Aspen & Local CMOs to Benefit from GSK's Aus Packaging Plant Closure

GlaxoSmithKline (GSK) says some manufacturing from the shuttering of an Australian packaging site will be picked up by Aspen and local third-party contractors.

The British company announced today it intends to close its tablet packaging facility in Boronia, Melbourne as part of a business transformation in which it is to refocus its strategy to higher technology manufacturing.

GSK Australia spokesperson, Lisa Maguire, told Outsourcing-Pharma.com that while “it is intended that the solid dose (tablet) packaging activities at Boronia will be transferred to other GSK sites,” there would also be a transfer of manufacturing to “local external manufacturing contractors and Aspen.”

GSK last year sold a number of its Australian non-core brands to South-African based Aspen, of which it has a 16 per cent stake. Aspen currently has four manufacturing sites in Australia.

When asked if this was a trend towards packaging outsourcing as a whole, MacGuire replied in the negative, confirming GSK’s own facilities in Aranda, Spain and Pozan, Poland would be picking up some of the manufacturing fallout.

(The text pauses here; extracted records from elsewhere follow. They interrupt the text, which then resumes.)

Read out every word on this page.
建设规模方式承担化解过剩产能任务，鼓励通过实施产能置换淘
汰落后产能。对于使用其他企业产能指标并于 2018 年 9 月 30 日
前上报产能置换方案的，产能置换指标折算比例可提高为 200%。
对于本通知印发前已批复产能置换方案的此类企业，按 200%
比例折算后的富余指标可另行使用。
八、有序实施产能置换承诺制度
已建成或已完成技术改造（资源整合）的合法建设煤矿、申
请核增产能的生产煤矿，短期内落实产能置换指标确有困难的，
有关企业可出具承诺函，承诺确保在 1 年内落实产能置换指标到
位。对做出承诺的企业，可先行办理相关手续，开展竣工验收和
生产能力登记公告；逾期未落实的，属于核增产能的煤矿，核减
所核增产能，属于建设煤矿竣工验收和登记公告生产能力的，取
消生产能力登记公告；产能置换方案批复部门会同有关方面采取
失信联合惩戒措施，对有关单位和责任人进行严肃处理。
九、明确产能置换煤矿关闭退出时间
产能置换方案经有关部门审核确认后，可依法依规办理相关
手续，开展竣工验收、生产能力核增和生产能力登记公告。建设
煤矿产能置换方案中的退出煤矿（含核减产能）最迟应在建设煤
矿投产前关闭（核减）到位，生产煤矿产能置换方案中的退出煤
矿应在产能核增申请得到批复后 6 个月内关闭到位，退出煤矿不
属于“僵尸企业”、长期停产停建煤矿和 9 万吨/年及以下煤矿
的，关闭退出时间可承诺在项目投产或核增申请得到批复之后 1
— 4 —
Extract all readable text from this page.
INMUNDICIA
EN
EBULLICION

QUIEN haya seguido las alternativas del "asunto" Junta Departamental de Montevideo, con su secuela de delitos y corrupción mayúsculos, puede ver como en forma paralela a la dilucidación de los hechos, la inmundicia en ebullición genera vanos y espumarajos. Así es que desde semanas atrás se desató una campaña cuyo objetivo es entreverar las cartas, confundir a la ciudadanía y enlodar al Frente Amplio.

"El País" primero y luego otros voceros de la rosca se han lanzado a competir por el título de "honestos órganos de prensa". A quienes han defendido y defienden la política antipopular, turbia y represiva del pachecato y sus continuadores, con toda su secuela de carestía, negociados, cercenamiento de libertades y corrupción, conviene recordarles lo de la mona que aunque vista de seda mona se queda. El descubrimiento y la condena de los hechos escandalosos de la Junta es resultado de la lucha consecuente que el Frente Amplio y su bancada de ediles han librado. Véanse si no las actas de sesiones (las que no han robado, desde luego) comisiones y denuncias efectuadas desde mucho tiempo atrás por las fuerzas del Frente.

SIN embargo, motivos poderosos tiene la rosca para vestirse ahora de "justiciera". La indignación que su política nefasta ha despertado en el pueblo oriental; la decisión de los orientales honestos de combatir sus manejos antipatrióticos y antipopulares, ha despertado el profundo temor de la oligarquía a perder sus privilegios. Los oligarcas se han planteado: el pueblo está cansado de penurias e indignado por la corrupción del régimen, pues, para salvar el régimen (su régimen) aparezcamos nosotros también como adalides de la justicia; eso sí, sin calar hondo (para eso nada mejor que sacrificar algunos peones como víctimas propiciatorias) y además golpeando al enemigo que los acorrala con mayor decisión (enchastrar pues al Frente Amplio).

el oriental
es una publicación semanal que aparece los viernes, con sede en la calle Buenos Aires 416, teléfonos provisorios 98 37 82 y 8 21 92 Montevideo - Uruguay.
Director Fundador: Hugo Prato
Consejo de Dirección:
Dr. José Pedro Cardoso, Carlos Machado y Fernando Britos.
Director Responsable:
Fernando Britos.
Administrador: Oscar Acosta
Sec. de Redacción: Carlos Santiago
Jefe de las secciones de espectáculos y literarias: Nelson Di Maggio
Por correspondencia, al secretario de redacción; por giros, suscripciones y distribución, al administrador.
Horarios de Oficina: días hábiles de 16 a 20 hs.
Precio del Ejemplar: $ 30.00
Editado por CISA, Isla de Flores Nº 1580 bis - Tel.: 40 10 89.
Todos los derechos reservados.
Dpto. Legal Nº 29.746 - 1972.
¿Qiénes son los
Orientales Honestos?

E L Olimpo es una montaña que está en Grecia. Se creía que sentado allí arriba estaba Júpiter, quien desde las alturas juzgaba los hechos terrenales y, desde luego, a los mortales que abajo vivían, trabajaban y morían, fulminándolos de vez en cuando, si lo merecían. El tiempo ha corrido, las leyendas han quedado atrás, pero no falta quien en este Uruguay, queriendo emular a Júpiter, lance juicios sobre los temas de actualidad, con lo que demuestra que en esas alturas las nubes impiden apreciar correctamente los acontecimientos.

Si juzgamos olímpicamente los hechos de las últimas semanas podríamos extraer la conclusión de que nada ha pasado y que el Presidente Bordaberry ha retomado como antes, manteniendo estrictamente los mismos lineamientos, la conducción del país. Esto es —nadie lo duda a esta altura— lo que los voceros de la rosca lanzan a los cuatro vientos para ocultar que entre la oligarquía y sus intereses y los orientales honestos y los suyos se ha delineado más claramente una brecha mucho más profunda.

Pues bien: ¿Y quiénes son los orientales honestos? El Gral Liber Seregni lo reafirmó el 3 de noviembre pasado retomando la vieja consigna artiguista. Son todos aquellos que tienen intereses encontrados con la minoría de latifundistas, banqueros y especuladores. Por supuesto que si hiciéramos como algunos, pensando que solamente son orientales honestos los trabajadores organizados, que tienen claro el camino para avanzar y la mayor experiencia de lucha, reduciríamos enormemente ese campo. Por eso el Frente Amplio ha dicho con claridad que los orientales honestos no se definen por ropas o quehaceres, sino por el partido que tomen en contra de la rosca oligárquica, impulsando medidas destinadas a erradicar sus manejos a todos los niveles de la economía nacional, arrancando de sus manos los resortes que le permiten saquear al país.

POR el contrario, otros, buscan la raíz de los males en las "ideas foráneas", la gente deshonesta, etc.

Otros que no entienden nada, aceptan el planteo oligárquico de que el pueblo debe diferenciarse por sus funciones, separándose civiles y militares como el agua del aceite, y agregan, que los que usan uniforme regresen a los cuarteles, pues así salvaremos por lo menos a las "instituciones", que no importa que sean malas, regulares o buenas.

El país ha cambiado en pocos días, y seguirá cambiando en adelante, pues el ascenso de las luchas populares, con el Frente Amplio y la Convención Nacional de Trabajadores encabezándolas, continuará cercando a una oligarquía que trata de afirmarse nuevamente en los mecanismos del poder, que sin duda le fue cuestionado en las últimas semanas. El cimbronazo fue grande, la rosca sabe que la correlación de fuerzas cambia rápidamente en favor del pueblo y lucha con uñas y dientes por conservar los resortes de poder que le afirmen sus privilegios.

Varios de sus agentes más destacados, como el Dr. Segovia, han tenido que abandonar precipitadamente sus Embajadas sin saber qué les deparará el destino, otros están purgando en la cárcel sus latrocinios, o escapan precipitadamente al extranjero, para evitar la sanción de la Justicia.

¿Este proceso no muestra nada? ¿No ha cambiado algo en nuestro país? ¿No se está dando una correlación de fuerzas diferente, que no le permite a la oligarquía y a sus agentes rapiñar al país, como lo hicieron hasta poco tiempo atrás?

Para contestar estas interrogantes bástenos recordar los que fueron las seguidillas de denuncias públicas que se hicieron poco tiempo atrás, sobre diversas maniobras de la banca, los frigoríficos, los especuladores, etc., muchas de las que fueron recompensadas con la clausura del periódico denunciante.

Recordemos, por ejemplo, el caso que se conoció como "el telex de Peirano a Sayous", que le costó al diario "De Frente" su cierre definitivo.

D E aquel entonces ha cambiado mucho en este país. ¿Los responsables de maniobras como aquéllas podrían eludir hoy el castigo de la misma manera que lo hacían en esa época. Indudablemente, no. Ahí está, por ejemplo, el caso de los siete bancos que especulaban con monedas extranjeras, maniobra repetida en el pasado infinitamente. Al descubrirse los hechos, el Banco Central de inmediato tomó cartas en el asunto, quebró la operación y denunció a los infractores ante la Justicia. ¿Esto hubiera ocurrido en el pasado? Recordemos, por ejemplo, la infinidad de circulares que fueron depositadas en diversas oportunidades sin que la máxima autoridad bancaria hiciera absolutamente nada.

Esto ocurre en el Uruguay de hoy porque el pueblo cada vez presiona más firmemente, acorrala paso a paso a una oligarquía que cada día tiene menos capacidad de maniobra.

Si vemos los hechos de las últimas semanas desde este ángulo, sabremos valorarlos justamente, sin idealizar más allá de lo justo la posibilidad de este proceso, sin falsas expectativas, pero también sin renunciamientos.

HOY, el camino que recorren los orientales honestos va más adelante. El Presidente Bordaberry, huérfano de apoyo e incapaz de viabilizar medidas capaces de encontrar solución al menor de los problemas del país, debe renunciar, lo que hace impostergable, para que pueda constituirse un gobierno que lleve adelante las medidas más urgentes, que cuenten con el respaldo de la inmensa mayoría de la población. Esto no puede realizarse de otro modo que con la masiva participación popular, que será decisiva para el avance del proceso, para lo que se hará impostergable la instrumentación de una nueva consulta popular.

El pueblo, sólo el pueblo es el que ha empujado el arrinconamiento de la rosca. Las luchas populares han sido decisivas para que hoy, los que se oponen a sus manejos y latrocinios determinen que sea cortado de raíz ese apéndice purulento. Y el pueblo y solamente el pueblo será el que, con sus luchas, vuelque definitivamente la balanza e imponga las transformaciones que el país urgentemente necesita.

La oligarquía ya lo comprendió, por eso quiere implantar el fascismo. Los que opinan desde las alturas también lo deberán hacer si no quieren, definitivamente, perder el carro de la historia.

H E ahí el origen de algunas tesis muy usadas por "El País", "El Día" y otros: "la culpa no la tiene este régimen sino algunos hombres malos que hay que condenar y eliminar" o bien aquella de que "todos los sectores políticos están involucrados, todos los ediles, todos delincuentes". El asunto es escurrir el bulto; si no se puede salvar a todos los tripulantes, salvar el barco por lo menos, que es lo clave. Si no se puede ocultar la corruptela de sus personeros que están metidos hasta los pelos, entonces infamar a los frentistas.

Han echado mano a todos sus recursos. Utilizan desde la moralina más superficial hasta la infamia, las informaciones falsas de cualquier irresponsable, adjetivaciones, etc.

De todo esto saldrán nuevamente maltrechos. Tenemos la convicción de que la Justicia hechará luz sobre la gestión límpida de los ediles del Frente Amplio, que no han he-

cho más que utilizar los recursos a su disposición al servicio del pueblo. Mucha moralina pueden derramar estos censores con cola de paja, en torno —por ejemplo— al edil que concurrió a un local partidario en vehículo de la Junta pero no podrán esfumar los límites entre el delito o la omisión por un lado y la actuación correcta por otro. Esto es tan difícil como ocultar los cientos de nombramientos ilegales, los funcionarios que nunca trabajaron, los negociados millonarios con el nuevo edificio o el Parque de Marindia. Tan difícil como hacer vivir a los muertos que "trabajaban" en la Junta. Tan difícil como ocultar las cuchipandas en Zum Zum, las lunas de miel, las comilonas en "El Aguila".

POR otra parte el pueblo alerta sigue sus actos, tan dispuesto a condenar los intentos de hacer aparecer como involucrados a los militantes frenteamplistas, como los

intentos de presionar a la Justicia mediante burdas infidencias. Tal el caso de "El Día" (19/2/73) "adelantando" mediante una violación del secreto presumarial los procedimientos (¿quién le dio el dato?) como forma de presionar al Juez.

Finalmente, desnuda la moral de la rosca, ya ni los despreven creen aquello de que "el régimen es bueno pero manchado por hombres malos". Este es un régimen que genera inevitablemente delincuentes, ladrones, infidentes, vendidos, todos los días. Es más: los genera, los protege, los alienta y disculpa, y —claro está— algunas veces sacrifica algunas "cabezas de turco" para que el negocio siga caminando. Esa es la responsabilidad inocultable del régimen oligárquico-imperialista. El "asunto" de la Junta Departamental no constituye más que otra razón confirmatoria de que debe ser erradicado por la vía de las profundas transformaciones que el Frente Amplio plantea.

Currently, it is estimated that GSK spends £9bn ($13bn) a year on outsourcing, with 10% of this going on manufacturing.

The Melbourne site will turn its attention to higher end manufacturing including its Blow Fill Seal - a container for sterile liquid medicines - and Rotacap, a distribution device for respiratory medicines.

120 Jobs to Go

Maguire added that the closure was mainly due to the rising costs in manufacturing in Australia with wages specifically being a burden. The Australian dollar has been at a thirty year high against its American counterpart for several years, meaning exports have been uncompetitive across all industries, not just pharma.

The news will come as a blow to approximately a third of the 363 employees at Boronia will be made redundant, though the timescale of the redundancies has not been confirmed as GSK are in the process of accounting for regulatory requirements of affected markets.